Du point de vue militaire, la puissance navale chinoise demeure mesurée comparée à celle des États-Unis. En effet, l’US Navy possède pas moins de onze porte-avions de grande capacité, tandis que la Chine peine à en faire fonctionner deux. Qui plus est, l’ambitieux programme naval chinois connaît de nombreux revers. Par exemple, au printemps 2024, le premier prototype du dernier sous-marin d’attaque nucléaire conçu par la Chine a coulé corps et bien lors de ses premiers essais. La puissance maritime chinoise, bien qu’importante, ne doit donc pas non plus être surestimée.
La conquête spatiale, nouvel horizon de la puissance chinoise
La conquête spatiale, nouvel horizon de la puissance chinoise
Entre 1955 et 1975, en pleine guerre froide, la course à l’espace fait rage entre les États-Unis et l’URSS. Désireuse de s’affirmer comme une puissance de premier plan, la Chine décide alors de se doter d’un programme spatial.
Une volonté ancienne de participer à la course à l’espace
Une volonté ancienne de participer à la course à l’espace
Au lendemain de la révolution communiste, la Chine de Mao Zedong se rapproche de l’Union soviétique afin de développer des missiles balistiques. Dans le prolongement de ce programme d’armement, la Chine communiste va développer un lanceur de satellite, la fusée Longue Marche, et construire une base de lancement à Jiuquan. Grâce à ces efforts, la Chine parvient à mettre un premier satellite artificiel en orbite le 24 avril 1970. Ce satellite, nommé Dong Fang Hong (« l’orient est rouge ») permet au pays de faire son entrée dans le club très fermé des puissances spatiales. En effet, à cette époque, seuls les États-Unis, l’URSS (pionnière en la matière avec le satellite Spoutnik), la France et le Japon étaient parvenus à réaliser une prouesse technologique équivalente. Néanmoins, la Chine a longtemps privilégié les applications militaires. C’est pourquoi il faudra attendre 1990 pour que le premier satellite de télécommunication commercial chinois soit mis en orbite.

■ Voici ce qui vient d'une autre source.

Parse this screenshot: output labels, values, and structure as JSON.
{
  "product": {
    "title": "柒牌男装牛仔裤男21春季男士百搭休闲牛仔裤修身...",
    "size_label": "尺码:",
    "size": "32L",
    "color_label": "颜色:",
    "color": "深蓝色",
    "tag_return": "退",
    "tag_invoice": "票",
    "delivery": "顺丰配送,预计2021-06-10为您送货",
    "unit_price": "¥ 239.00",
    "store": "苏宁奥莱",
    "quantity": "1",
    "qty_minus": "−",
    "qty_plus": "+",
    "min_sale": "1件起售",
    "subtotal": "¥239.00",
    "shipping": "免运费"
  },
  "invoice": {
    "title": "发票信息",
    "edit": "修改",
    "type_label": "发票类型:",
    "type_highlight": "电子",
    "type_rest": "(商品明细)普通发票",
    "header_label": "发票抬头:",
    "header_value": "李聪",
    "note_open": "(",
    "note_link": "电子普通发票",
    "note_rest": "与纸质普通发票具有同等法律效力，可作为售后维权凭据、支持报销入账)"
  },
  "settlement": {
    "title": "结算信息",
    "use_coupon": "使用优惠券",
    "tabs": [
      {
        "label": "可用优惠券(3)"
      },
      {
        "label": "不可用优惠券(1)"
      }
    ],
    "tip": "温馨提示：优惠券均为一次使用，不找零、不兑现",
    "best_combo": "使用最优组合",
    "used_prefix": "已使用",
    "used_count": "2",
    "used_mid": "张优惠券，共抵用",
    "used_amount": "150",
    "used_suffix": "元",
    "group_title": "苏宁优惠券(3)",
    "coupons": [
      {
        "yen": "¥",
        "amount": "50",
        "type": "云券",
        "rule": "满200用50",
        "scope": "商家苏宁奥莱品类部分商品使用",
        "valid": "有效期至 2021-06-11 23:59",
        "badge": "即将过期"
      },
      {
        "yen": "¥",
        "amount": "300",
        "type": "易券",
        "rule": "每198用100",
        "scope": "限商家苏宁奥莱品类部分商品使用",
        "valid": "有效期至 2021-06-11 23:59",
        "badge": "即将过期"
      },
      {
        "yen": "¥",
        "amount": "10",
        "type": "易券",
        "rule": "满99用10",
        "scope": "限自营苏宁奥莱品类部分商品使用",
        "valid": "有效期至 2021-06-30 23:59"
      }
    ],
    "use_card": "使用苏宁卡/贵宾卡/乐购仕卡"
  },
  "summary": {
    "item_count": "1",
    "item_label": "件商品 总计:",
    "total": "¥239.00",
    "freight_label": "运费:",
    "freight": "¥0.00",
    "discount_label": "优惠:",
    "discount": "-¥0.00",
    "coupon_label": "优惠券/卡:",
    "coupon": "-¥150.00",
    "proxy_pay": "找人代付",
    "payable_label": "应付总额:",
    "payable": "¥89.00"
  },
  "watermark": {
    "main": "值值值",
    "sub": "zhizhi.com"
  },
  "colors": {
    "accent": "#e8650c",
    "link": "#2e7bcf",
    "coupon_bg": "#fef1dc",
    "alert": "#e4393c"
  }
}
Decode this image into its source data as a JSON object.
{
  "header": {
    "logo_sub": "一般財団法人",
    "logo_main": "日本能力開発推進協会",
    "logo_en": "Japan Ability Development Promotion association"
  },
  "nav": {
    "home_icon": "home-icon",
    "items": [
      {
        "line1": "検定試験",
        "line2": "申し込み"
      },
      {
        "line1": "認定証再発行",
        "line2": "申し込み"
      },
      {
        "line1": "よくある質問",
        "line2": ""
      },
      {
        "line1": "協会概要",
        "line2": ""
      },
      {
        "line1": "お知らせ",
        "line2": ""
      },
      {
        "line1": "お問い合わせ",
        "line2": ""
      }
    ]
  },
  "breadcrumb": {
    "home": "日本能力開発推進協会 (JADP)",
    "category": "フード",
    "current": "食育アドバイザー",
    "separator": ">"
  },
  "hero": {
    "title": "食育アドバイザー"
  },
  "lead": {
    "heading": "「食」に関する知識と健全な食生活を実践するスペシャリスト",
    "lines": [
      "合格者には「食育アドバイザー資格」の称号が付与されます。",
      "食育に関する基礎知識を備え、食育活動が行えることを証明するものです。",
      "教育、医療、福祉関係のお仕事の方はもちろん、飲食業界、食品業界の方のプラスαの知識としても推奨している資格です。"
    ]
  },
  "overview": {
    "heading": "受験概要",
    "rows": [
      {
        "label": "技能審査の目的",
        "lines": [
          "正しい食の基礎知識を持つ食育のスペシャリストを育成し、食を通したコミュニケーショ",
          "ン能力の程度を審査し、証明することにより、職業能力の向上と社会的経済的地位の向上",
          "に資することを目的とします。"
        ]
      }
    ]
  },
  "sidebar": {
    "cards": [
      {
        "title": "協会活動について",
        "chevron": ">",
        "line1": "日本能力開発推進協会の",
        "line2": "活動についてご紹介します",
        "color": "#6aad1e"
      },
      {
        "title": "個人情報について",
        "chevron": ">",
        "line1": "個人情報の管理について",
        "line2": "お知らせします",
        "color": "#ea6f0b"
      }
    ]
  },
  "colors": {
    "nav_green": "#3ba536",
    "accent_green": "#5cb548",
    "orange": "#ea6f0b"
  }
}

Le « grand bond en avant » spatial de la Chine depuis 1990
Le « grand bond en avant » spatial de la Chine depuis 1990
Relativement marginalisée pendant la course à l’espace, la Chine a accompli un « grand bond en avant » dans le domaine spatial depuis 1990 avec l’objectif avoué de coloniser l’espace et d’en exploiter les ressources. Avec l’arrivée au pouvoir de Xi Jinping en 2013, le programme spatial chinois a connu un véritable coup d’accélérateur. Aujourd’hui, il emploie pas moins de 200 000 Chinois, soit autant qu’aux États-Unis, et la Chine, grâce à son lanceur Longue Marche est, avec la Russie et son lanceur Soyouz, l’une des deux seules puissances spatiales au monde à détenir un lanceur opérationnel conçu et assemblé à 100 % sur son territoire. Le programme spatial chinois est donc indépendant des autres puissances spatiales, ce qui lui confère un avantage stratégique certain.
À court et moyen termes, l’objectif de la CNSA (nom de l’agence spatiale chinoise) est d’envoyer des missions habitées vers la Lune, et aussi vers Mars, avant les Américains. Cet objectif s’inscrit dans le cadre du programme d’exploration, de recherche et de colonisation de l’espace Chang’e. En 2019, la Chine est ainsi devenue la première puissance spatiale au monde à faire se poser une sonde (Chang’e 4) sur la face cachée de la Lune et à en étudier le sol. Deux ans plus tard, le pays réédite cet exploit en faisant atterrir la sonde spatiale Tianwen 1 sur Mars, dont l’exploration constitue son réel objectif à long terme.
À travers ces différentes missions, la Chine teste la viabilité de son projet de colonisation de la Lune et, à terme, de Mars. Au-delà de sa volonté de détrôner les États-Unis du rang de première puissance spatiale au monde, la Chine ambitionne, à plus long terme, d’exploiter les ressources de l’espace. En effet, le sol lunaire et certains astéroïdes regorgent de métaux, de minerais et de terres rares, comme le titane, le tungstène, le thorium ou encore le cobalt, indispensables aux industries du numérique, mais également à l’industrie spatiale, dont les réserves sur terre s’épuisent rapidement.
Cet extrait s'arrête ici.